Gazetelerimiz Türkiye’de yaşananları değil İran’da yaşananları haber olarak görüyor, birkaçı dışında...
İran’da erkeklerin voleybol maçına giden İran kökenli İngiliz yurttaşı kızın tutuklanıp bir süre sonra serbest bırakılmasını birinci sayfalarından verirken, RTE’nin söylediklerini şöyle aktarıyorlar sayfalarına:
“Eşit değil, eşdeğer!”
Sevsinler!

***

Köleci toplumlarda kadın dışlanır, horlanır, aşağılanır...
Bir meşguliyet bulunmuştur kadına:
“Kadın evinde oturur!”
Kadın, kimi şeriatla yönetilen ülkelerde, köle toplumlarında yanında erkek çocuğu, kocası olmadan dışarı çıkamaz, otomobil süremez...
Özgürce düşünmek, dünyayı kavramak, bağımsız eleştirmek kadının işi değildir bizim ülkemizde...
Yıl 2014...
Erkek, zorla kadının beynine kelepçe takmak istiyor, babalar kız çocuklarını okula göndermek yerine 14 yaşında imam nikâhıyla evlendirmek istiyor, kimi İslam ülkelerinde 24 saatlik “muta nikâhı” aldatmacasıyla iş bitiriliyor...
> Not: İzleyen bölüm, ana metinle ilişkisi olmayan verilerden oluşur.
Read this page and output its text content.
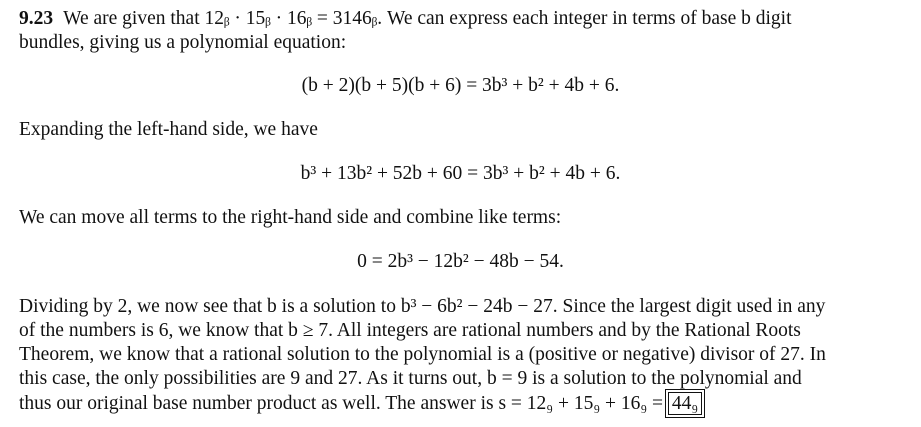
9.23 We are given that 12ᵦ · 15ᵦ · 16ᵦ = 3146ᵦ. We can express each integer in terms of base b digit
bundles, giving us a polynomial equation:
(b + 2)(b + 5)(b + 6) = 3b³ + b² + 4b + 6.
Expanding the left-hand side, we have
b³ + 13b² + 52b + 60 = 3b³ + b² + 4b + 6.
We can move all terms to the right-hand side and combine like terms:
0 = 2b³ − 12b² − 48b − 54.
Dividing by 2, we now see that b is a solution to b³ − 6b² − 24b − 27. Since the largest digit used in any
of the numbers is 6, we know that b ≥ 7. All integers are rational numbers and by the Rational Roots
Theorem, we know that a rational solution to the polynomial is a (positive or negative) divisor of 27. In
this case, the only possibilities are 9 and 27. As it turns out, b = 9 is a solution to the polynomial and
thus our original base number product as well. The answer is s = 12₉ + 15₉ + 16₉ = 44₉
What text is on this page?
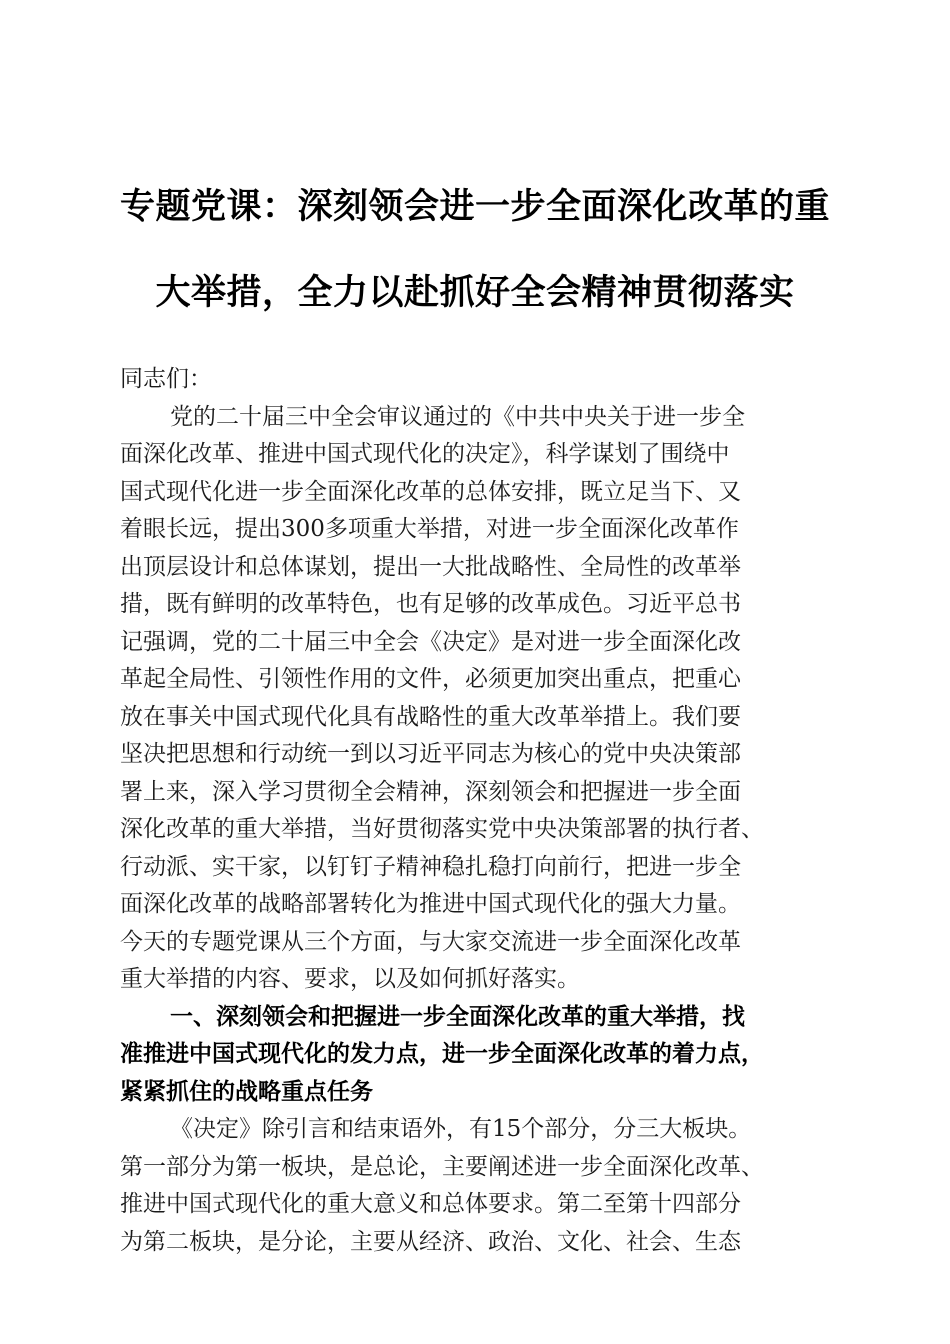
专题党课：深刻领会进一步全面深化改革的重
大举措，全力以赴抓好全会精神贯彻落实
同志们：
党的二十届三中全会审议通过的《中共中央关于进一步全
面深化改革、推进中国式现代化的决定》，科学谋划了围绕中
国式现代化进一步全面深化改革的总体安排，既立足当下、又
着眼长远，提出300多项重大举措，对进一步全面深化改革作
出顶层设计和总体谋划，提出一大批战略性、全局性的改革举
措，既有鲜明的改革特色，也有足够的改革成色。习近平总书
记强调，党的二十届三中全会《决定》是对进一步全面深化改
革起全局性、引领性作用的文件，必须更加突出重点，把重心
放在事关中国式现代化具有战略性的重大改革举措上。我们要
坚决把思想和行动统一到以习近平同志为核心的党中央决策部
署上来，深入学习贯彻全会精神，深刻领会和把握进一步全面
深化改革的重大举措，当好贯彻落实党中央决策部署的执行者、
行动派、实干家，以钉钉子精神稳扎稳打向前行，把进一步全
面深化改革的战略部署转化为推进中国式现代化的强大力量。
今天的专题党课从三个方面，与大家交流进一步全面深化改革
重大举措的内容、要求，以及如何抓好落实。
一、深刻领会和把握进一步全面深化改革的重大举措，找
准推进中国式现代化的发力点，进一步全面深化改革的着力点，
紧紧抓住的战略重点任务
《决定》除引言和结束语外，有15个部分，分三大板块。
第一部分为第一板块，是总论，主要阐述进一步全面深化改革、
推进中国式现代化的重大意义和总体要求。第二至第十四部分
为第二板块，是分论，主要从经济、政治、文化、社会、生态
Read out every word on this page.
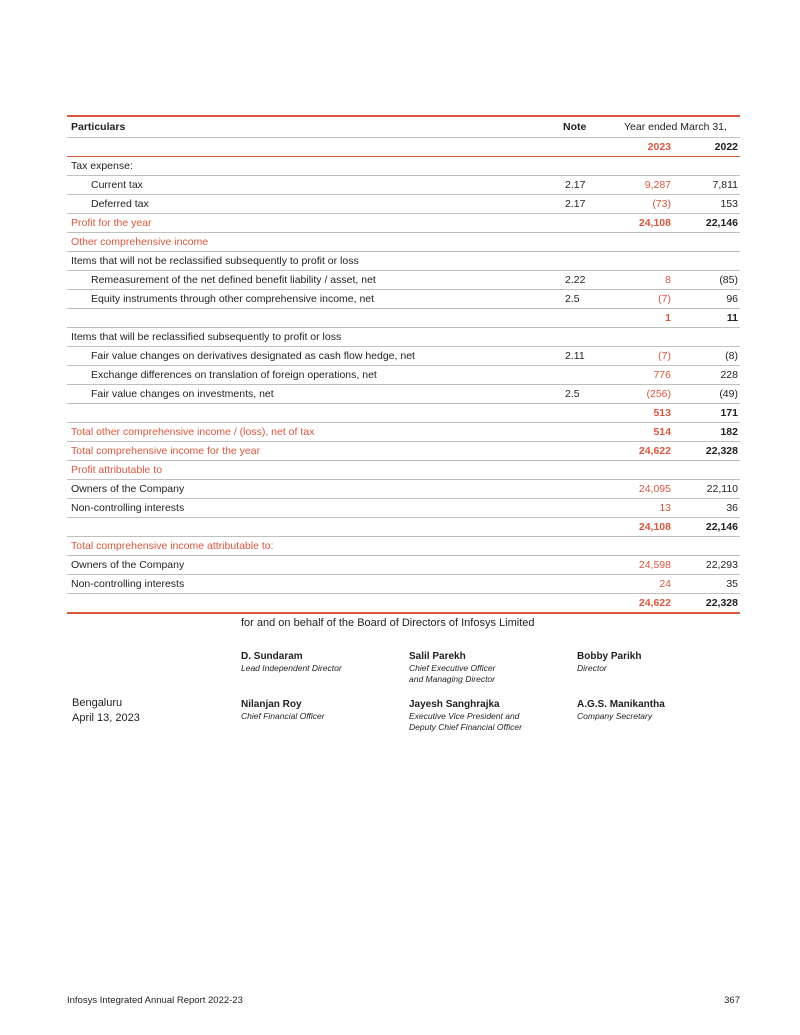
Particulars	Note	Year ended March 31,
2023	2022
Tax expense:
Current tax	2.17	9,287	7,811
Deferred tax	2.17	(73)	153
Profit for the year	24,108	22,146
Other comprehensive income
Items that will not be reclassified subsequently to profit or loss
Remeasurement of the net defined benefit liability / asset, net	2.22	8	(85)
Equity instruments through other comprehensive income, net	2.5	(7)	96
1	11
Items that will be reclassified subsequently to profit or loss
Fair value changes on derivatives designated as cash flow hedge, net	2.11	(7)	(8)
Exchange differences on translation of foreign operations, net	776	228
Fair value changes on investments, net	2.5	(256)	(49)
513	171
Total other comprehensive income / (loss), net of tax	514	182
Total comprehensive income for the year	24,622	22,328
Profit attributable to
Owners of the Company	24,095	22,110
Non-controlling interests	13	36
24,108	22,146
Total comprehensive income attributable to:
Owners of the Company	24,598	22,293
Non-controlling interests	24	35
24,622	22,328
for and on behalf of the Board of Directors of Infosys Limited
D. Sundaram
Lead Independent Director
Salil Parekh
Chief Executive Officer
and Managing Director
Bobby Parikh
Director
Bengaluru
April 13, 2023
Nilanjan Roy
Chief Financial Officer
Jayesh Sanghrajka
Executive Vice President and
Deputy Chief Financial Officer
A.G.S. Manikantha
Company Secretary
Infosys Integrated Annual Report 2022-23	367
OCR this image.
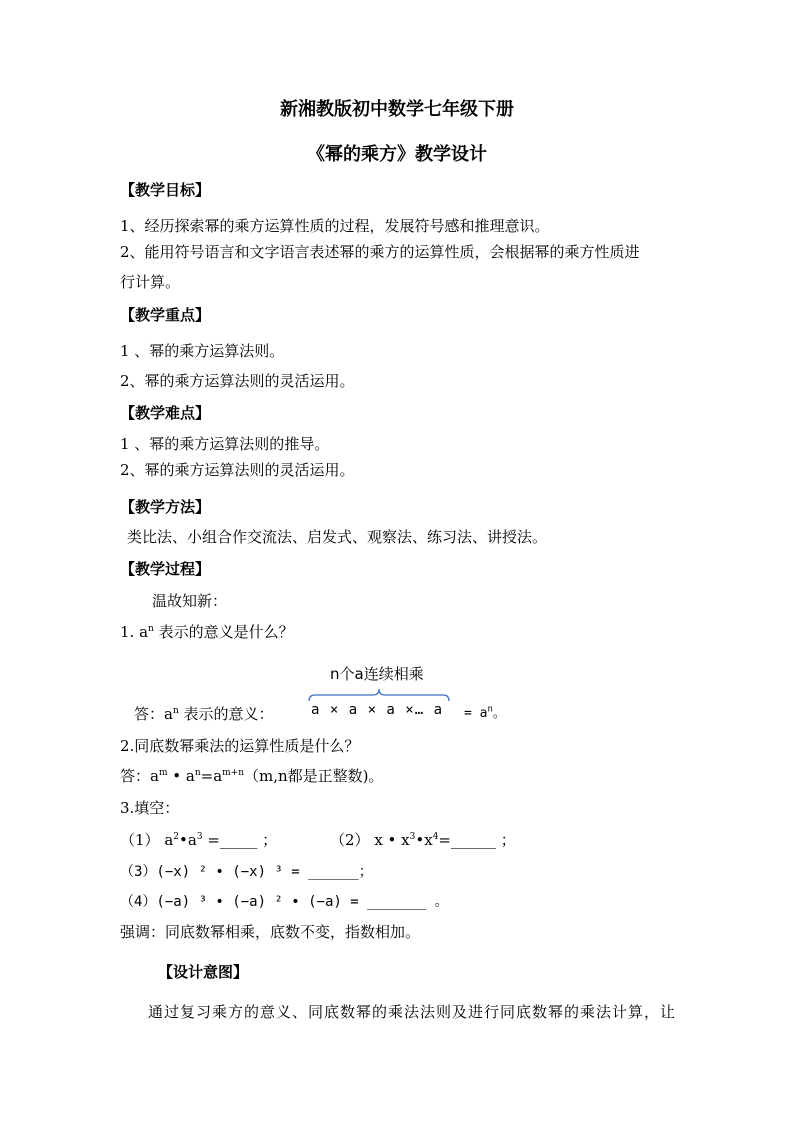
新湘教版初中数学七年级下册
《幂的乘方》教学设计
【教学目标】
1、经历探索幂的乘方运算性质的过程，发展符号感和推理意识。
2、能用符号语言和文字语言表述幂的乘方的运算性质，会根据幂的乘方性质进
行计算。
【教学重点】
1 、幂的乘方运算法则。
2、幂的乘方运算法则的灵活运用。
【教学难点】
1 、幂的乘方运算法则的推导。
2、幂的乘方运算法则的灵活运用。
【教学方法】
类比法、小组合作交流法、启发式、观察法、练习法、讲授法。
【教学过程】
温故知新：
1. $a^n$ 表示的意义是什么？
n个a连续相乘
答：$a^n$ 表示的意义：	a × a × a ×… $a = a^n$。
2.同底数幂乘法的运算性质是什么？
答：$a^m$ • $a^n=a^{m+n}(m,n$都是正整数)。
3.填空：
（1） $a^2•a^3$ =_____ ；	（2） x • $x^3•x^4=\_\_\_\_\_\_$ ；
（3）(−x) ² • (−x) ³ = ______；
（4）(−a) ³ • (−a) ² • (−a) = _______ 。
强调：同底数幂相乘，底数不变，指数相加。
【设计意图】
通过复习乘方的意义、同底数幂的乘法法则及进行同底数幂的乘法计算，让
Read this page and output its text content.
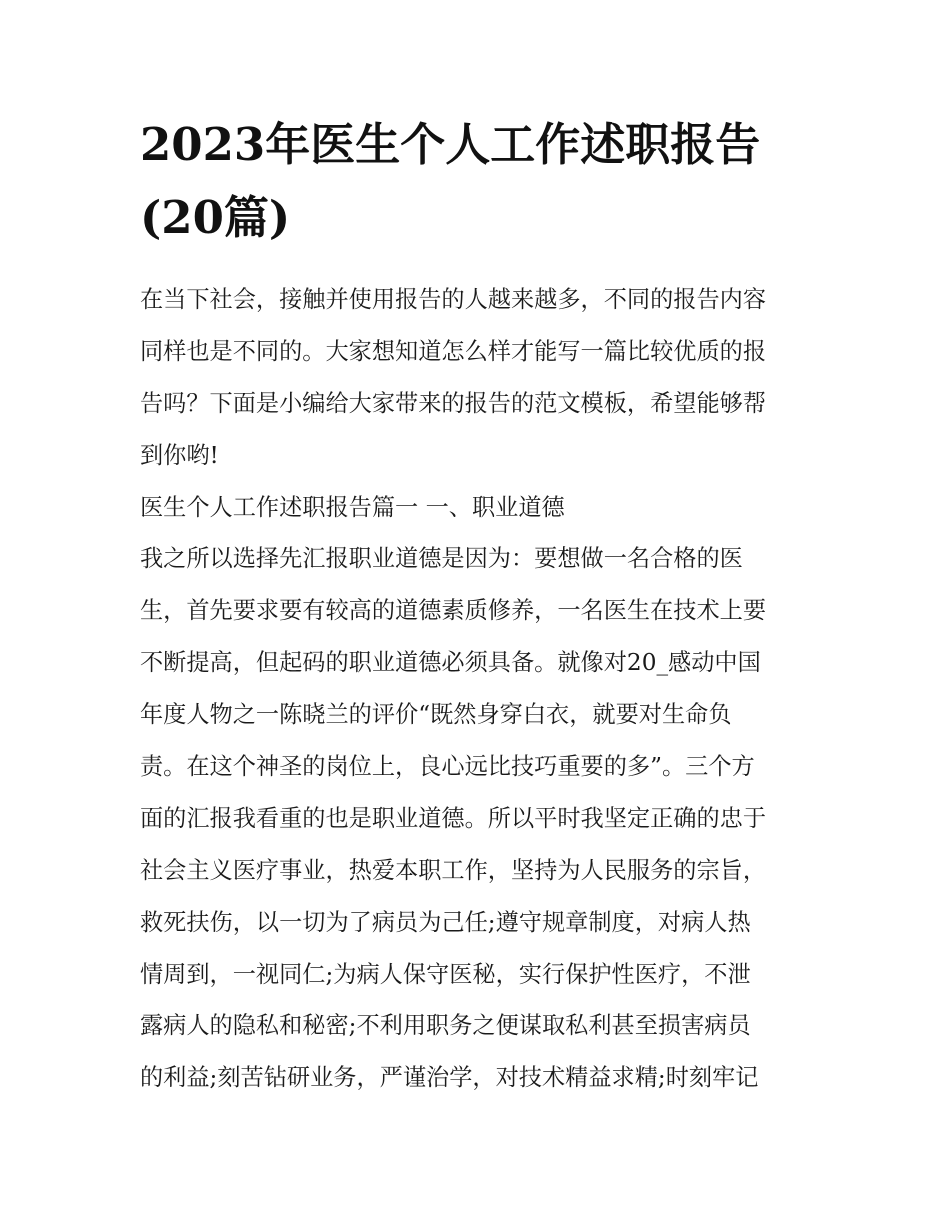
2023年医生个人工作述职报告
(20篇)
在当下社会，接触并使用报告的人越来越多，不同的报告内容
同样也是不同的。大家想知道怎么样才能写一篇比较优质的报
告吗？下面是小编给大家带来的报告的范文模板，希望能够帮
到你哟!
医生个人工作述职报告篇一 一、职业道德
我之所以选择先汇报职业道德是因为：要想做一名合格的医
生，首先要求要有较高的道德素质修养，一名医生在技术上要
不断提高，但起码的职业道德必须具备。就像对20_感动中国
年度人物之一陈晓兰的评价“既然身穿白衣，就要对生命负
责。在这个神圣的岗位上，良心远比技巧重要的多”。三个方
面的汇报我看重的也是职业道德。所以平时我坚定正确的忠于
社会主义医疗事业，热爱本职工作，坚持为人民服务的宗旨，
救死扶伤，以一切为了病员为己任;遵守规章制度，对病人热
情周到，一视同仁;为病人保守医秘，实行保护性医疗，不泄
露病人的隐私和秘密;不利用职务之便谋取私利甚至损害病员
的利益;刻苦钻研业务，严谨治学，对技术精益求精;时刻牢记
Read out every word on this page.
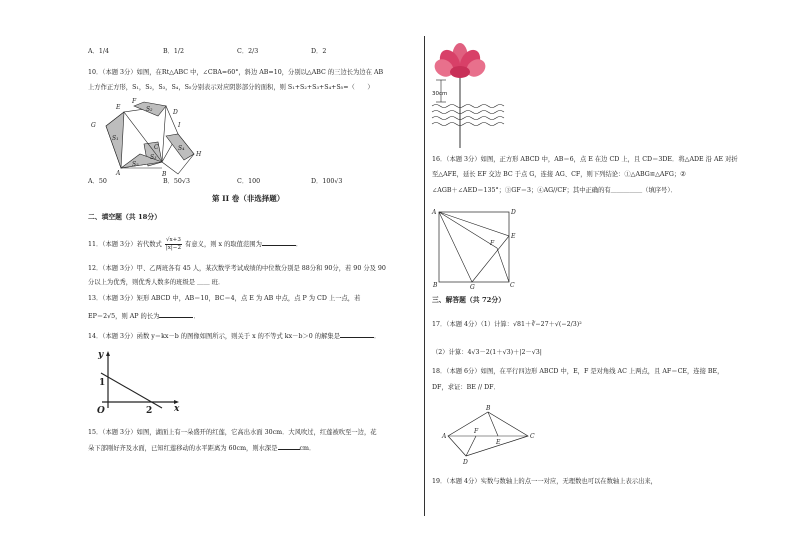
A．1/4	B．1/2	C．2/3	D．2
10．（本题 3分）如图，在Rt△ABC 中，∠CBA=60°，斜边 AB=10，分别以△ABC 的三边长为边在 AB
上方作正方形，S₁，S₂，S₃，S₄，S₅分别表示对应阴影部分的面积，则 S₁+S₂+S₃+S₄+S₅=（　　）
E
F
D
G	I
H
C
A	B
S₁
S₂
S₃
S₄
S₅
A．50	B．50√3	C．100	D．100√3
第 II 卷（非选择题）
二、填空题（共 18分）
11．（本题 3分）若代数式 $\frac{√x+3}{|x|-2}$ 有意义，则 x 的取值范围为	．
12．（本题 3分）甲、乙两班各有 45 人，某次数学考试成绩的中位数分别是 88分和 90分，若 90 分及 90
分以上为优秀，则优秀人数多的班级是 ＿＿ 班．
13．（本题 3分）矩形 ABCD 中，AB＝10，BC＝4，点 E 为 AB 中点，点 P 为 CD 上一点，若
EP＝2√5，则 AP 的长为	．
14．（本题 3分）函数 y＝kx－b 的图像如图所示，则关于 x 的不等式 kx－b＞0 的解集是	．
y
x
1
2
O
15．（本题 3分）如图，湖面上有一朵盛开的红莲，它高出水面 30cm．大风吹过，红莲被吹至一边，花
朵下部刚好齐及水面，已知红莲移动的水平距离为 60cm，则水深是	cm．
30cm
16．（本题 3分）如图，正方形 ABCD 中，AB＝6，点 E 在边 CD 上，且 CD＝3DE．将△ADE 沿 AE 对折
至△AFE，延长 EF 交边 BC 于点 G，连接 AG、CF，则下列结论：①△ABG≌△AFG；②
∠AGB＋∠AED＝135°；③GF＝3；④AG//CF；其中正确的有＿＿＿＿＿（填序号）．
A	D
E
F
B	G	C
三、解答题（共 72分）
17．（本题 4分）（1）计算：√81＋∛−27＋√(−2/3)²
（2）计算：4√3－2(1＋√3)＋|2－√3|
18．（本题 6分）如图，在平行四边形 ABCD 中，E，F 是对角线 AC 上两点，且 AF＝CE，连接 BE，
DF，求证：BE // DF．
A
B
C
D
E
F
19．（本题 4分）实数与数轴上的点一一对应，无理数也可以在数轴上表示出来，
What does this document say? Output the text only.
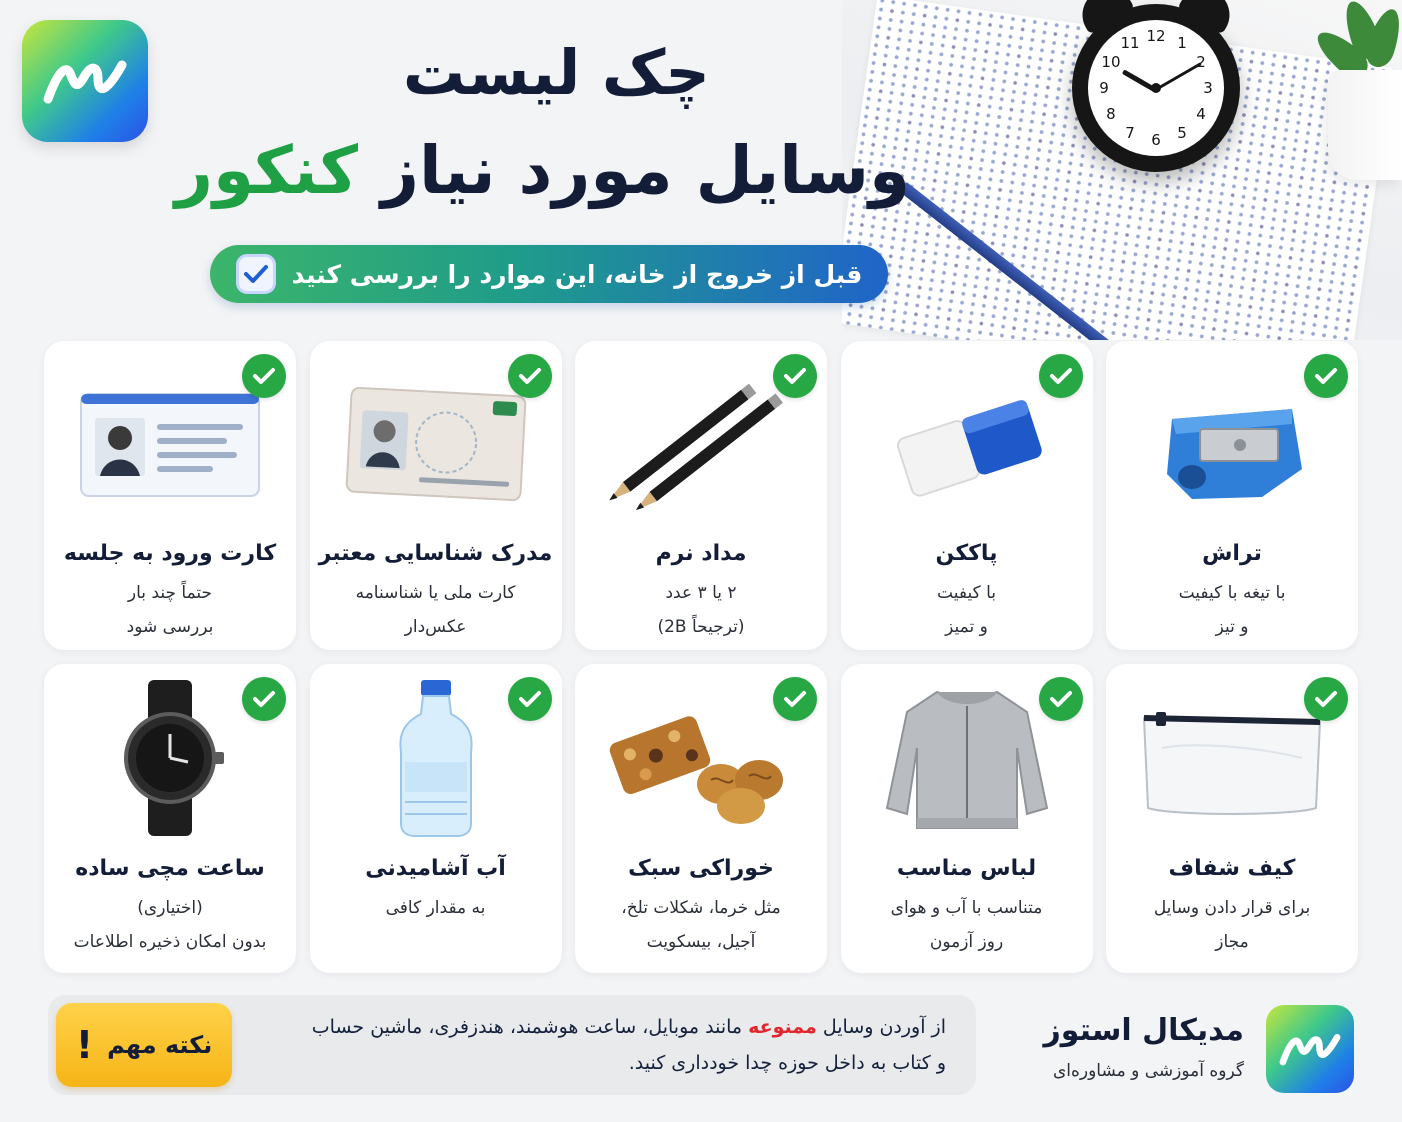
12 1
2
3
4
5
6
7
8
9
10
11
چک لیست
وسایل مورد نیاز کنکور
قبل از خروج از خانه، این موارد را بررسی کنید
تراش
با تیغه با کیفیت
و تیز
پاککن
با کیفیت
و تمیز
مداد نرم
۲ یا ۳ عدد
(ترجیحاً 2B)
مدرک شناسایی معتبر
کارت ملی یا شناسنامه
عکس‌دار
کارت ورود به جلسه
حتماً چند بار
بررسی شود
کیف شفاف
برای قرار دادن وسایل
مجاز
لباس مناسب
متناسب با آب و هوای
روز آزمون
خوراکی سبک
مثل خرما، شکلات تلخ،
آجیل، بیسکویت
آب آشامیدنی
به مقدار کافی
ساعت مچی ساده
(اختیاری)
بدون امکان ذخیره اطلاعات
از آوردن وسایل ممنوعه مانند موبایل، ساعت هوشمند، هندزفری، ماشین حساب
و کتاب به داخل حوزه چدا خودداری کنید.
نکته مهم
!	مدیکال استوز
گروه آموزشی و مشاوره‌ای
İnsan çoğu kez tarih kitaplarını kendisi dışında bir dünyanın öyküsü gibi okur; tarihin içinde yaşadığını aklının ucuna bile getirmez...
Tarihin sayfalarını karıştırmayacaktım ama dayanamadım...
Kadına baskı, kadına şiddet, adına töre denilen o vahşet...
Cumhurbaşkanı Erdoğan’a sormak gerekir:
“Siz bu konuda ne düşünüyorsunuz?”
Her şey işin fıtratında varsa, “senin fıtratına” derim ben...
Kadın ve Adalet Zirvesi...
Yıl 2014...
Türkiye nereden nereye geldi...
Ey bu ülkenin kadınları! Niçin suskunsunuz bu kadar, neden demokratik haklarınızı kullanıp alanları doldurmuyorsunuz, tepki vermiyorsunuz?